Highly-reliable TaOx reram technology using automatic forming circuit

ReRAM is increasingly being developed for applications that require higher speeds and lower voltages than flash memory. We have found TaOx to have high performance and high reliability. However one of the phenomena observed in ReRAM is that each resistance after Set and Reset varies during every cycle. To stabilize resistive switching, the key is to limit these variations in resistance. In ReRAM, a conductive filament (CF) is created by the forming pulse. Resistive switching in the CF is based on reduction and oxidization using this voltage pulse.
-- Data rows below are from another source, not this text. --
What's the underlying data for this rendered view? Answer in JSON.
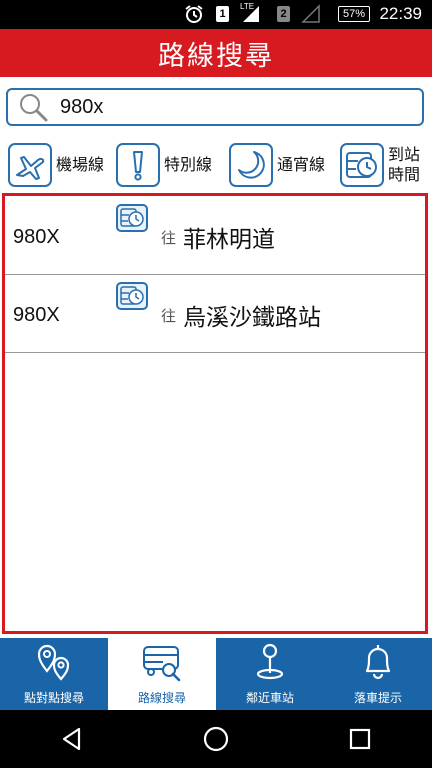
{
  "status": {
    "time": "22:39",
    "battery": "57%",
    "sim1": "1",
    "sim2": "2",
    "network": "LTE"
  },
  "title": "路線搜尋",
  "search": {
    "value": "980x"
  },
  "filters": [
    {
      "label": "機場線",
      "icon": "plane-icon"
    },
    {
      "label": "特別線",
      "icon": "exclamation-icon"
    },
    {
      "label": "通宵線",
      "icon": "moon-icon"
    },
    {
      "label": "到站時間",
      "line1": "到站",
      "line2": "時間",
      "icon": "bus-clock-icon"
    }
  ],
  "results": [
    {
      "route": "980X",
      "direction": "往",
      "destination": "菲林明道"
    },
    {
      "route": "980X",
      "direction": "往",
      "destination": "烏溪沙鐵路站"
    }
  ],
  "tabs": [
    {
      "label": "點對點搜尋",
      "icon": "map-pins-icon"
    },
    {
      "label": "路線搜尋",
      "icon": "bus-search-icon",
      "active": true
    },
    {
      "label": "鄰近車站",
      "icon": "location-pin-icon"
    },
    {
      "label": "落車提示",
      "icon": "bell-icon"
    }
  ],
  "colors": {
    "header": "#d71920",
    "accent": "#2a6fb0",
    "nav": "#1a64a8"
  }
}
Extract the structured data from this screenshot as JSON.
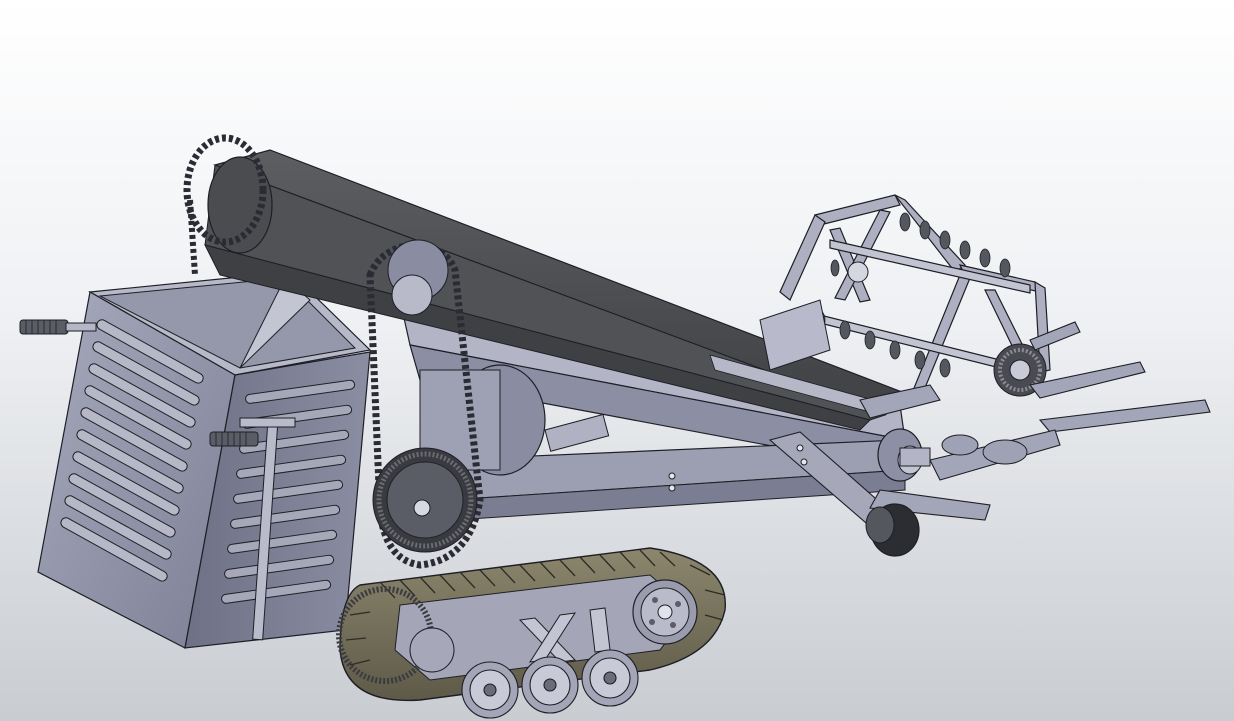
{
  "viewport": {
    "background_top": "#ffffff",
    "background_bottom": "#c9ccd1"
  },
  "model": {
    "body_color": "#8d90a4",
    "body_dark": "#6e7186",
    "body_light": "#b8bacb",
    "conveyor_color": "#4f5154",
    "track_color": "#7a7560",
    "edge_color": "#1e1f26"
  }
}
This paper reviews a hopping percolation model which we have proposed for the switching process, and this paper proposes an automatic forming circuit using our newly-developed externally-scalable forming pulse (ESF) scheme. In this CF model, conductive paths show different conductivities caused by the formation of different percolation networks that link hopping sites. Larger CFs show greater variation in resistance due to the many possible combinations of percolation networks. This makes it important to develop a forming technique that limits CFs to their optimal size. Forming is based on dielectric breakdown, so the pulse width ranges over approximately three orders. The automatic forming circuit detects, bit by bit, whether forming is over, and stops the forming pulse after a specified period. A forming pulse is then generated, using an external clock, to cover the range of pulse widths. This allows the filament size to be controlled to ensure it is uniform for all of the bits in the circuit, at the cost of only a small area overhead.